In 1934, LIBERMAN suggested to Mulevich to prepare a terrorist act against the Peopleʹs Commissar of Defense VOROSHILOV when he, together with an Italian military delegation, visited the laboratory of toxic substances in the 7th corps at the Military Chemical Academy of the Red Army. At the time of his visit to the laboratory, Comrade VOROSHILOV MULEVICH had to turn off the exhaust ventilation, after which the toxic substances in the half‐open ventilation cabinets would spread inside the laboratory and, as a result, massive poisoning of workers in the laboratory, including the Peopleʹs Commissariat of Defense, would occur.
The planned terrorist act was not carried out due to the fact that VOROSHILOV did not come to the Academy with the Italian delegation, but other persons accompanied it.
The interrogation continues.
10. JANSON. Interrogated: YUKHIMOVICH, RUBANOV.
He confessed that he is an agent of the Latvian intelligence. For espionage work, he was recruited by the Latvian intelligence agent BRIC in 1923 while in custody in Riga Central for belonging to the Latvian Komsomol and distributing illegal literature. After his release from prison, YANSON, under the guise of a political emigrant, was transferred to the Soviet Union.

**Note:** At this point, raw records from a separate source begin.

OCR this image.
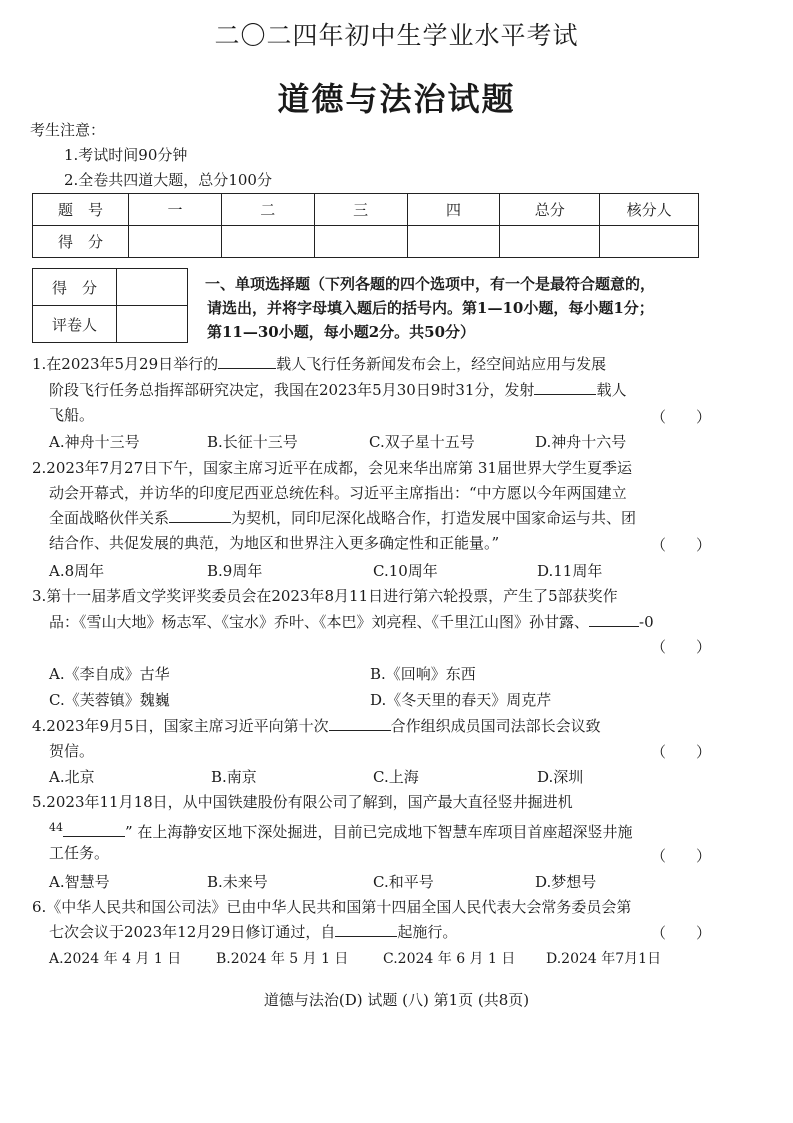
二〇二四年初中生学业水平考试
道德与法治试题
考生注意：
1.考试时间90分钟
2.全卷共四道大题，总分100分
题　号	一	二	三	四	总分	核分人
得　分						
得　分	
评卷人	
一、单项选择题（下列各题的四个选项中，有一个是最符合题意的，
请选出，并将字母填入题后的括号内。第1—10小题，每小题1分；
第11—30小题，每小题2分。共50分）
1.在2023年5月29日举行的	载人飞行任务新闻发布会上，经空间站应用与发展
阶段飞行任务总指挥部研究决定，我国在2023年5月30日9时31分，发射	载人
飞船。	（　　）
A.神舟十三号	B.长征十三号	C.双子星十五号	D.神舟十六号
2.2023年7月27日下午，国家主席习近平在成都，会见来华出席第 31届世界大学生夏季运
动会开幕式，并访华的印度尼西亚总统佐科。习近平主席指出：“中方愿以今年两国建立
全面战略伙伴关系	为契机，同印尼深化战略合作，打造发展中国家命运与共、团
结合作、共促发展的典范，为地区和世界注入更多确定性和正能量。”	（　　）
A.8周年	B.9周年	C.10周年	D.11周年
3.第十一届茅盾文学奖评奖委员会在2023年8月11日进行第六轮投票，产生了5部获奖作
品：《雪山大地》杨志军、《宝水》乔叶、《本巴》刘亮程、《千里江山图》孙甘露、	-0
（　　）
A.《李自成》古华	B.《回响》东西
C.《芙蓉镇》魏巍	D.《冬天里的春天》周克芹
4.2023年9月5日，国家主席习近平向第十次	合作组织成员国司法部长会议致
贺信。	（　　）
A.北京	B.南京	C.上海	D.深圳
5.2023年11月18日，从中国铁建股份有限公司了解到，国产最大直径竖井掘进机
$^{44}$	” 在上海静安区地下深处掘进，目前已完成地下智慧车库项目首座超深竖井施
工任务。	（　　）
A.智慧号	B.未来号	C.和平号	D.梦想号
6.《中华人民共和国公司法》已由中华人民共和国第十四届全国人民代表大会常务委员会第
七次会议于2023年12月29日修订通过，自	起施行。	（　　）
A.2024 年 4 月 1 日 B.2024 年 5 月 1 日 C.2024 年 6 月 1 日 D.2024 年7月1日
道德与法治(D) 试题 (八) 第1页 (共8页)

Together with YANSON, BRIK arrived in the USSR (it is being established), with whom he was connected for espionage work, gave him information about the Kremlin garrison, in whose workshops YANSON worked.
Working at 24 aircraft plant, JANSON, through BRICA, transmitted information about the production of new aircraft engines, aircraft brands, etc. to the Latvian intelligence service. While at work in Motomech. academy, YANSON, through the same BRICA, transferred schemes and calculations of machine‐gun installations on motorcycles
ʺAN‐600ʺ, ʺNATIʺ and ʺPVSʺ.
In addition, a number of espionage information was transmitted to them through the agents of the Latvian [2] intelligence DRAVNEKA and VITOL (to be established), with whom he was connected by BRIC.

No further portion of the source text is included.